Uma teoria fascinante, mas não verificada

Roger Penrose e Stuart Hameroff apontam em sua complexa análise da consciência a possibilidade de que a alma permaneça além da morte de cada indivíduo. E que essa informação está, talvez, em algum lugar desconhecido, em alguma área inexplorada. Ciência, misticismo ou poesia? De tudo um pouco.
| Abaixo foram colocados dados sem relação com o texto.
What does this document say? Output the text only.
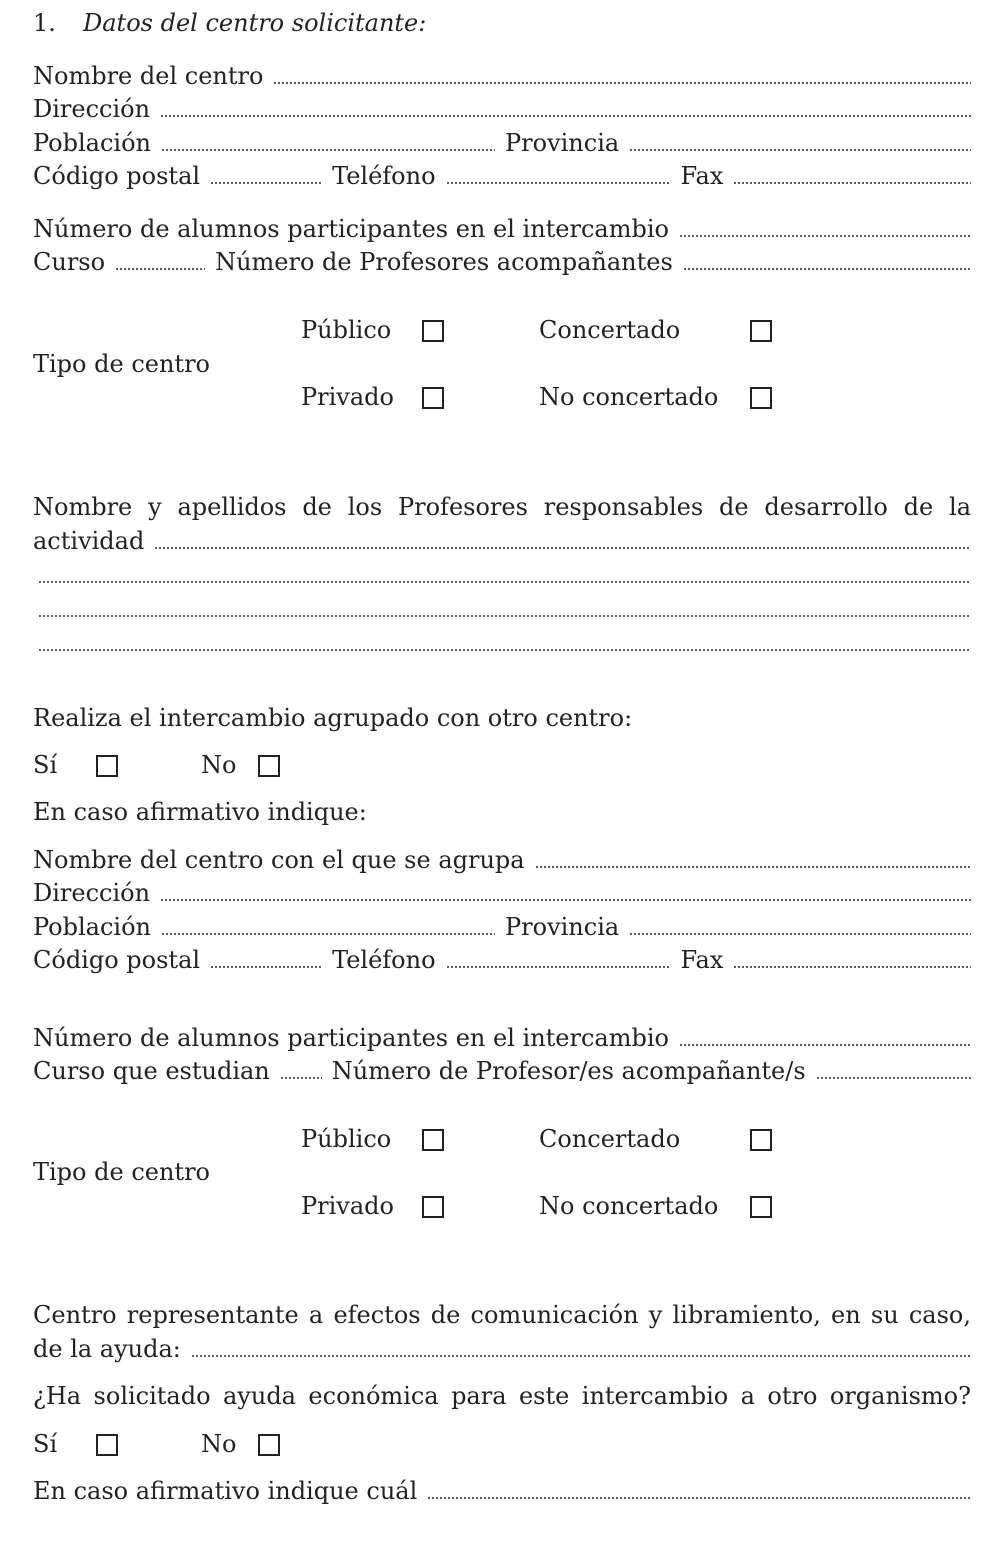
1. Datos del centro solicitante:
Nombre del centro
Dirección
Población	Provincia
Código postal	Teléfono	Fax
Número de alumnos participantes en el intercambio
Curso	Número de Profesores acompañantes
Público	Concertado
Tipo de centro
Privado	No concertado
Nombre y apellidos de los Profesores responsables de desarrollo de la
actividad
Realiza el intercambio agrupado con otro centro:
Sí	No
En caso afirmativo indique:
Nombre del centro con el que se agrupa
Dirección
Población	Provincia
Código postal	Teléfono	Fax
Número de alumnos participantes en el intercambio
Curso que estudian	Número de Profesor/es acompañante/s
Público	Concertado
Tipo de centro
Privado	No concertado
Centro representante a efectos de comunicación y libramiento, en su caso,
de la ayuda:
¿Ha solicitado ayuda económica para este intercambio a otro organismo?
Sí	No
En caso afirmativo indique cuál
A mecânica quântica estabelece que a matéria pode estar em mais de um estado físico ao mesmo tempo – pense, por exemplo, em uma “moeda quântica”, que seria capaz de dar cara e coroa ao mesmo tempo. Esse estado “misto”, chamado de estado de superposição, é bem conhecido dos físicos, e funciona muito bem em objetos pequenos – elétrons, por exemplo. Mas sistemas físicos maiores e mais complexos – qubits, por exemplo – parecem estar em um estado físico consistente porque interagem e se “entrelaç am” com outros objetos em seu ambiente. Este entrelaçamento – há quem prefira emaranhamento – faz com que esses objetos mais complexos “decaiam” para um único estado – cara ou coroa, por exemplo. É este processo de quebra da “mágica quântica” que os físicos chamam de decoerência. A decoerência é uma espécie e ruído, ou interferência, atrapalhando as sutis inter-relações entre as partículas quânticas. Quando ela entra em cena, a partícula que estava no ponto A e no ponto B ao mesmo tempo, subitamente passa a estar no ponto A ou no ponto B.